Tuesday, February 08, 2005

US Government To Bail Out GSEs?

For years politicians and financial pundits have repeated the baloney that government-created Fannie Mae, Freddie Mac and the Federal Home Loan Bank are NOT backed by the US taxpayer as banks are. That sounded fine when the going was good, but now that cracks have begun to appear the government is whispering about "receivership" and "systemic risk". Get this; ""The potential for systemic risk arising from the GSEs' size and their central role in mortgage markets combined with the difficulty of managing the risks inherent in a large mortgage portfolio raise fundamental questions about the value they add ... relative to the risks their current operations pose," the White House said Feb 7th.

A new regulator is called for with "expanded enforcement authority, the ability to place the businesses in receivership and "unambiguous authority" to set risk-based and minimum capital requirements, according to the budget document".

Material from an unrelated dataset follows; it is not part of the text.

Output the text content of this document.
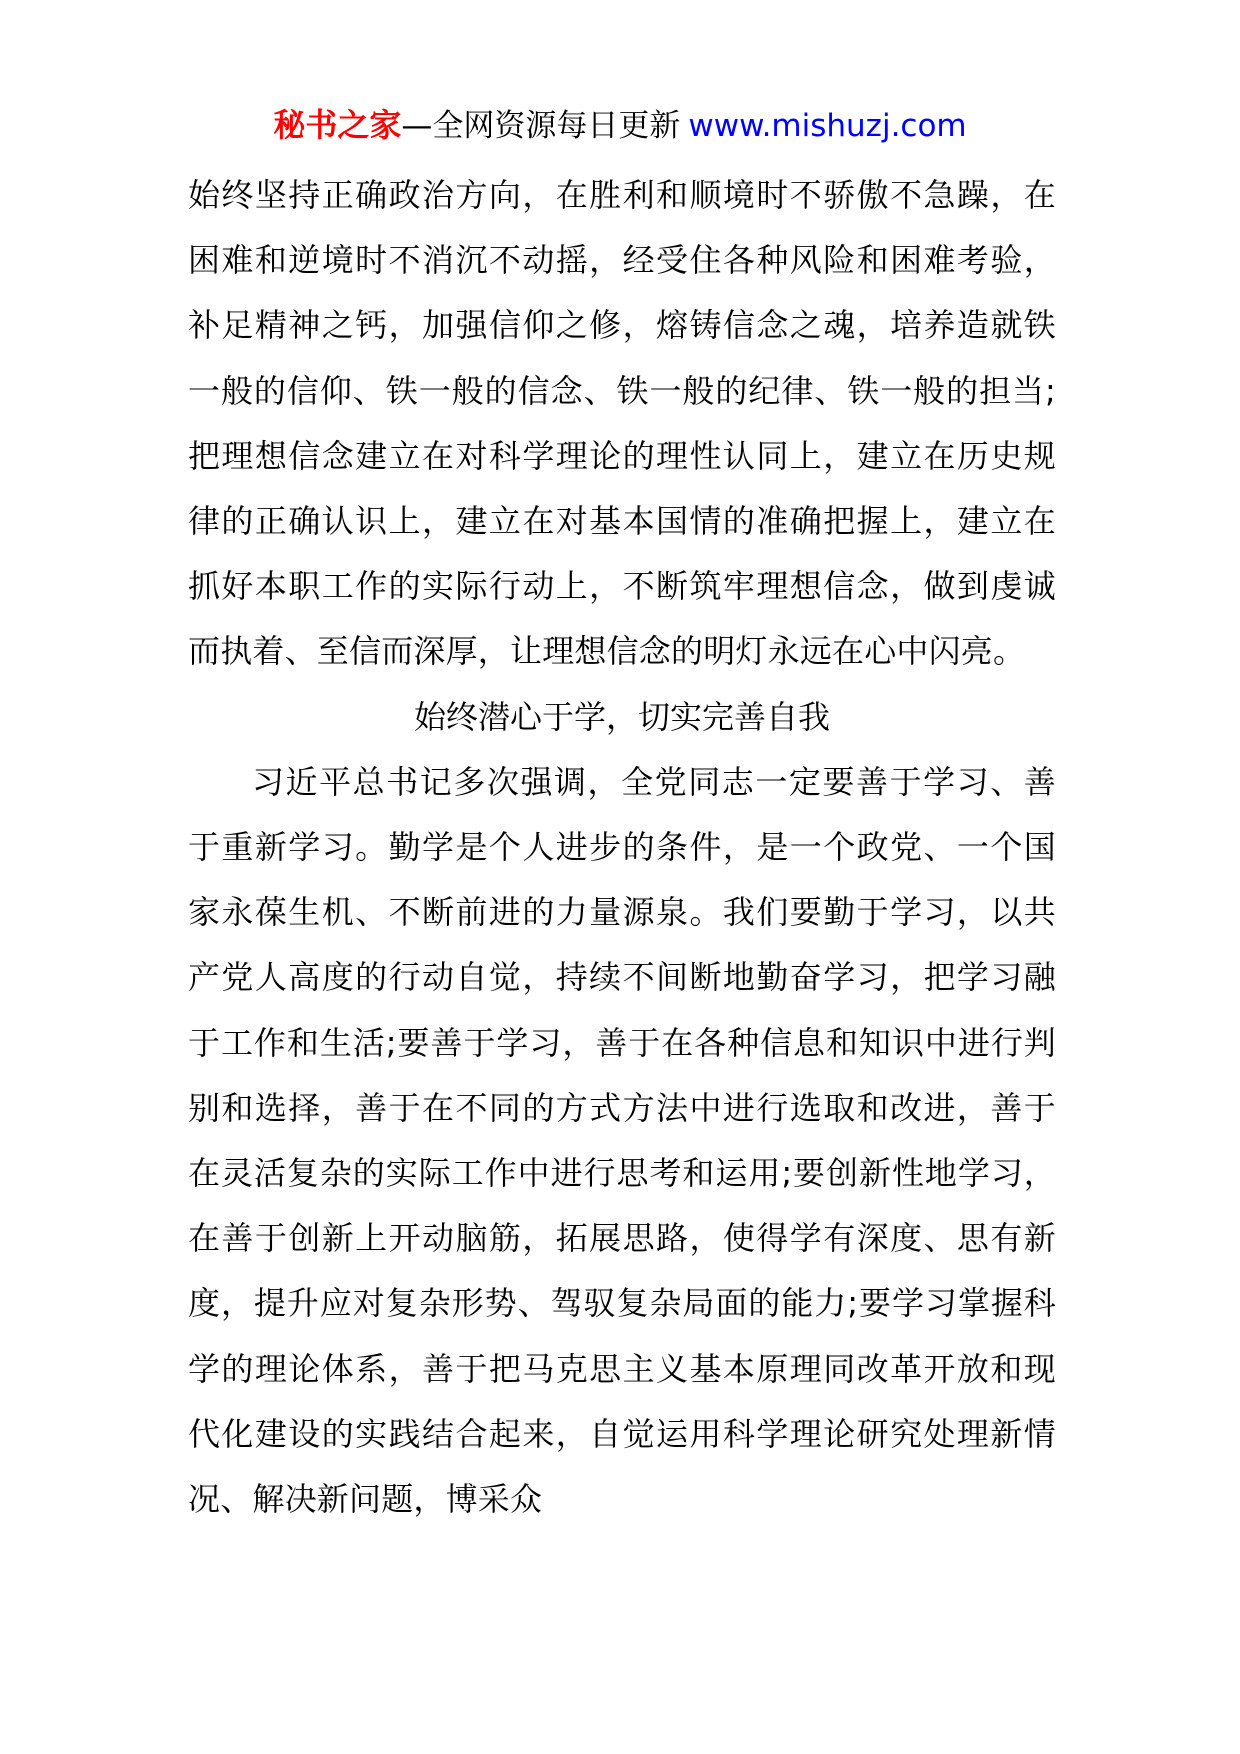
秘书之家—全网资源每日更新 www.mishuzj.com

始终坚持正确政治方向，在胜利和顺境时不骄傲不急躁，在困难和逆境时不消沉不动摇，经受住各种风险和困难考验，补足精神之钙，加强信仰之修，熔铸信念之魂，培养造就铁一般的信仰、铁一般的信念、铁一般的纪律、铁一般的担当;把理想信念建立在对科学理论的理性认同上，建立在历史规律的正确认识上，建立在对基本国情的准确把握上，建立在抓好本职工作的实际行动上，不断筑牢理想信念，做到虔诚而执着、至信而深厚，让理想信念的明灯永远在心中闪亮。

始终潜心于学，切实完善自我

习近平总书记多次强调，全党同志一定要善于学习、善于重新学习。勤学是个人进步的条件，是一个政党、一个国家永葆生机、不断前进的力量源泉。我们要勤于学习，以共产党人高度的行动自觉，持续不间断地勤奋学习，把学习融于工作和生活;要善于学习，善于在各种信息和知识中进行判别和选择，善于在不同的方式方法中进行选取和改进，善于在灵活复杂的实际工作中进行思考和运用;要创新性地学习，在善于创新上开动脑筋，拓展思路，使得学有深度、思有新度，提升应对复杂形势、驾驭复杂局面的能力;要学习掌握科学的理论体系，善于把马克思主义基本原理同改革开放和现代化建设的实践结合起来，自觉运用科学理论研究处理新情况、解决新问题，博采众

This all sounds like the too-big-to-fail reasoning we hear when the establishment has its tail in a crack. If you read my post from yesterday and put it together with this announcement, it seems the administration is preparing us for a massive bailout of the GSEs. What other conclusion can one draw? If the government or its agency will be the "receiver" with "unambiguous authority" doesn't that spell BAILOUT? After all, who could possibly shore up this multi-trillion dollar system but the government, which is what alot of people warned about going into this mess.